|The new works contracts are the NEC4 Engineering and Construction Contract (ECC), the NEC4 Engineering and Construction Subcontract (ECS), the NEC4 Engineering and Construction Short Contract (ECSC) and the NEC4 Engineering and Construction Short Subcontract (ECSS).|
This article looks at the main changes and new provisions in the ECC and ECS, followed by a specific change in the shorter versions.
ECC and ECS
There have been key changes to provisions in the ECC and ECS, as follows.
- Early warning provisions – the ‘Risk Register’ has been re-named the ‘Early Warning Register’ to distinguish it from the project risk register often used for wider project management purposes. There are now default periods for early warning meetings
- Programming changes – there are new ‘dividing date’ provisions similar to those used in compensation events. New provisions provide for ‘treated acceptance’ of the contractor’s programme in situations where the project manager does not respond to a programme issued by the contractor for acceptance, or to a reminder. This is to unlock the impasse which can sometimes occur
- Terms standardised – ‘Employer’ becomes ‘Client’, and ‘Works Information’ becomes ‘Scope’

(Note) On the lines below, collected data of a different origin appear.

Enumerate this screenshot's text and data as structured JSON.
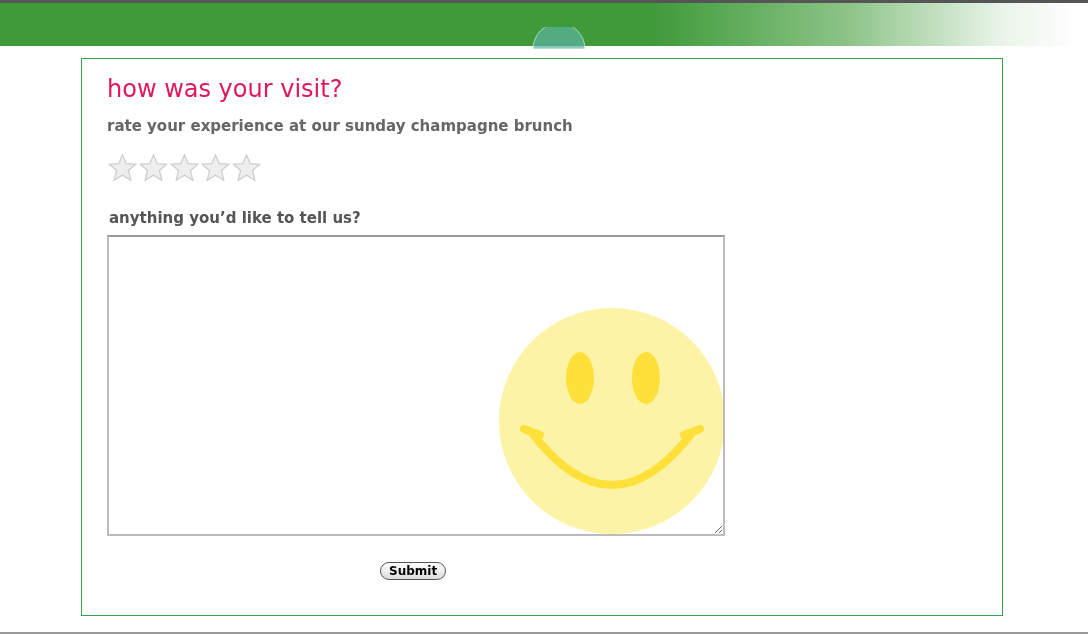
{
  "title": "how was your visit?",
  "rating": {
    "label": "rate your experience at our sunday champagne brunch",
    "stars": 0
  },
  "comment": {
    "label": "anything you’d like to tell us?"
  },
  "submit": "Submit"
}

- There are also some important new provisions in ECC and ECS to help promote collaboration, as follows
- Identifying opportunities – an additional procedure includes the identification of opportunities by either party. These are discussed jointly and the contractor can share in the cost savings of opportunities that it initiates
- Early contractor involvement – this is now included as a secondary option, based upon the clauses published by NEC in 2015
- Supporting information modelling – a new secondary option is added specifically to support the use of information models and digital engineering models. This requires the contractor to provide an information model execution plan either for incorporation in the contract from the outset, or within a period defined by the client
- Dispute negotiation – a 4 week period for escalation and negotiation of a dispute has been introduced, which takes place prior to commencing any formal proceedings. This requires nominated senior representatives of each party to meet and try to reach a negotiated solution
- Dispute avoidance – the works contracts now include a dispute avoidance option W3 which can be used if the UK Housing, Grants, Construction and Regeneration Act does not apply. This is to refer any dispute to a dispute avoidance board. The benefit of this new option is to encourage and support the parties in resolving any potential dispute consensually, and to support users who wish to use this facility on their projects
- Financial agreement – for payment applications and final accounts, there are now procedures aimed at reaching agreement on the final amounts due. Provisions have been introduced to the cost-based contracts (main options C to F) that allow the contractor to instigate a review and acceptance of its defined cost by the project manager, upon request. This encourages checking and agreement of defined cost and disallowed cost progressively as the work proceeds, and not to defer the exercise until the project has been completed
Other new and changed provisions in ECC and ECS include the following:
- Collaboration – in secondary option X12, ‘Partnering’ has been changed to ‘Collaboration’ better to reflect the intent
- Retention – the secondary option X16 for retention now includes the optional provision of a retention bond instead of having money retained
- Confidentiality – a new core clause deals with confidentiality, restricting the disclosure of project information
- Communication – the use of a communication system, including an electronic one, are recognised through amended clause 13.2, and if required is defined in the scope
- Quality – section 4 quality management provisions introduce a requirement for the contractor to prepare and issue a quality management system and a plan
- Schedules of cost components – some changes have been made to simplify the schedules of cost components and associated contract data inputs. The ‘Schedule of Cost Components’ is used only for main options C, D and E and the ‘Short Schedule of Cost Components’ has been removed from these contracts. The short schedule is now used exclusively in options A and B and only to assess compensation events. It adopts a pre-priced approach for people cost to replace the previous cost-based approach
- Fee percentage – there is now only one fee percentage, with no separate fee percentage for subcontracted works. The application of fee to defined cost is consistent across all main optionS
ECSC and ECSS
A number of the above ECC and ECS changes have been passed through to the ECSC and ECSS.
The main change specific to the ECSC and ECSS is that the compensation event procedure has been simplified and shortened.